28

113K 12.2K 1.3K
                                    

Revan berubah, itulah yang Arlita rasakan. Dan mungkin bukan cuma Arlita yang merasakan perubahan Revan, hampir semua teman sekelas Revan mengeluhkan hal yang sama.

Semenjak kepergian Mamanya, Revan yang ramah menjadi dingin, dia jarang sekali tersenyum. Bila pun tersenyum, senyumannya tidak pernah sampai ke matanya.

Tidak ada seorangpun yang tahu apa yang dialami oleh Revan setelah kepergian Mamanya? Dia benar-benar tertutup.

"Ini untukmu," Arlita meletakkan bekal yang sengaja dia buat untuk Revan di atas meja.

Sekilas Revan menatap ke arah Arlita, "Makasih Tha," panggilan Revan pada Arlita pun telah berubah. Tidak ada lagi yang memanggil Arlita dengan sebutan Arl.

"Sama-sama. Jangan lupa dimakan," Arlita sudah hendak kembali ke tempat duduknya namun urung saat Revan memanggil namanya.

"Mulai besok dan seterusnya lo nggak usah buatin gue bekal lagi," Revan berucap dengan intonasi yang datar.

Arlita mengangguk kelu. Dia menghela napas panjang, berharap rasa sakit yang kini menyapa hatinya segera sirna.

***

"Kenapa mukamu mendung banget?" tanya Rio pada Arlita yang kini tengah menemaninya main basket.

Arlita tidak menjawab, dia terus saja mendribble bola basket menuju ring.

"Karena Revan kah?"

Tangan Arlita yang sudah siap melemparkan bola yang ada di tangannya menggantung di udara.

"Revan baik-baik saja Tha."

Arlita membiarkan bola basket terjatuh dari kedua tangannya, "Dia menjauhiku Kak."

Rio menepuk pucuk kepala Arlita, "Kalian berdua memang seharusnya saling menjauh Tha."

Arlita menatap Rio dengan pandangan bingung.

"Tanpa kalian sadari kedekatan kalian telah melewati batas."

"Maksud kakak?"

"Nanti akan tiba waktunya Revan sendiri yang akan menjelaskan semuanya padamu. Bersabarlah," setelah mengatakan itu Rio langsung pergi meninggalkan Arlita.

***

Di lain tempat. Tepatnya di cafe milik Marsha, Revan dan Dika tengah menghabiskan waktu santai mereka bersama.

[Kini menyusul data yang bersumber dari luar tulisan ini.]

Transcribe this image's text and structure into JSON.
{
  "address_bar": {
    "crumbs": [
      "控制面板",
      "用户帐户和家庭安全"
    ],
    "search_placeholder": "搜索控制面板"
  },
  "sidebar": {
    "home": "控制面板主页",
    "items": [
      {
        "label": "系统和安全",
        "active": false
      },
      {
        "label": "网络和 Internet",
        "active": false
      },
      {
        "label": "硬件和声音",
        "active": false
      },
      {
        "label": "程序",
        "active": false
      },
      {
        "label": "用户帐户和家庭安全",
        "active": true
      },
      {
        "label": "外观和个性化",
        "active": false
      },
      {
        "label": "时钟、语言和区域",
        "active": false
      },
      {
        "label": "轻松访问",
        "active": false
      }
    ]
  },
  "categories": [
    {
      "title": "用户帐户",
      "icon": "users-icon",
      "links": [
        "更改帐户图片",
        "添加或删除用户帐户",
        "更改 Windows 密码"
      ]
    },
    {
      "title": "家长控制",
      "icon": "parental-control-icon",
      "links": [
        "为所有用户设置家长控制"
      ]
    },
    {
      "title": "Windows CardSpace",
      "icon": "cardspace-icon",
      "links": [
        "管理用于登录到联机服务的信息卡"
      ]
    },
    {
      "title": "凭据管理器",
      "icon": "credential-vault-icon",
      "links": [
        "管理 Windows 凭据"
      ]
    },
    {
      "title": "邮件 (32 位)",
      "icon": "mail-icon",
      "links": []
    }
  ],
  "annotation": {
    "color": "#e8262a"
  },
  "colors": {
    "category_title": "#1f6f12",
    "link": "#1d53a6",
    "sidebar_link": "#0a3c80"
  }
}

"Lo yakin bakal tinggal di Jerman bareng Kak Anya sama Kak Anggara?" tanya Dika pada Revan yang kini ada di hadapannya, "Lo nggak takut apa cewek pujaan hati lo diembat sama cowok lain?"

Revan yang tengah menatap rintik air hujan dari dinding kaca yang ada di sampingnya menoleh pada Dika, "Kalau dia diembat cowok lain itu berarti dia bukan jodoh gue."

Dika mendengus, "Lo udah ngorbanin banyak hal Van."

Revan menggeleng, "Gue nggak ngorbanin apa-apa. Yang gue lakuin semuanya karena Allah."

Dika memutar bola matanya, "Serah lo lah yang penting lo bahagia."

Revan tertawa, tangannya menepuk bahu Dika, "Jangan kangen sama gue yah."

"Najis. Ngapain gue kangenin lo? Nggak penting banget!"

"Lo kan nggak pernah bisa pisah sama gue. Dari jaman SMP lo ngintilin gue mulu," Revan menaik turunkan alisnya, senang rasanya dapat menggoda Dika, sahabat terbaiknya yang beberapa minggu yang lalu sempat membencinya, namun kebenciannya tidak berlangsung lama.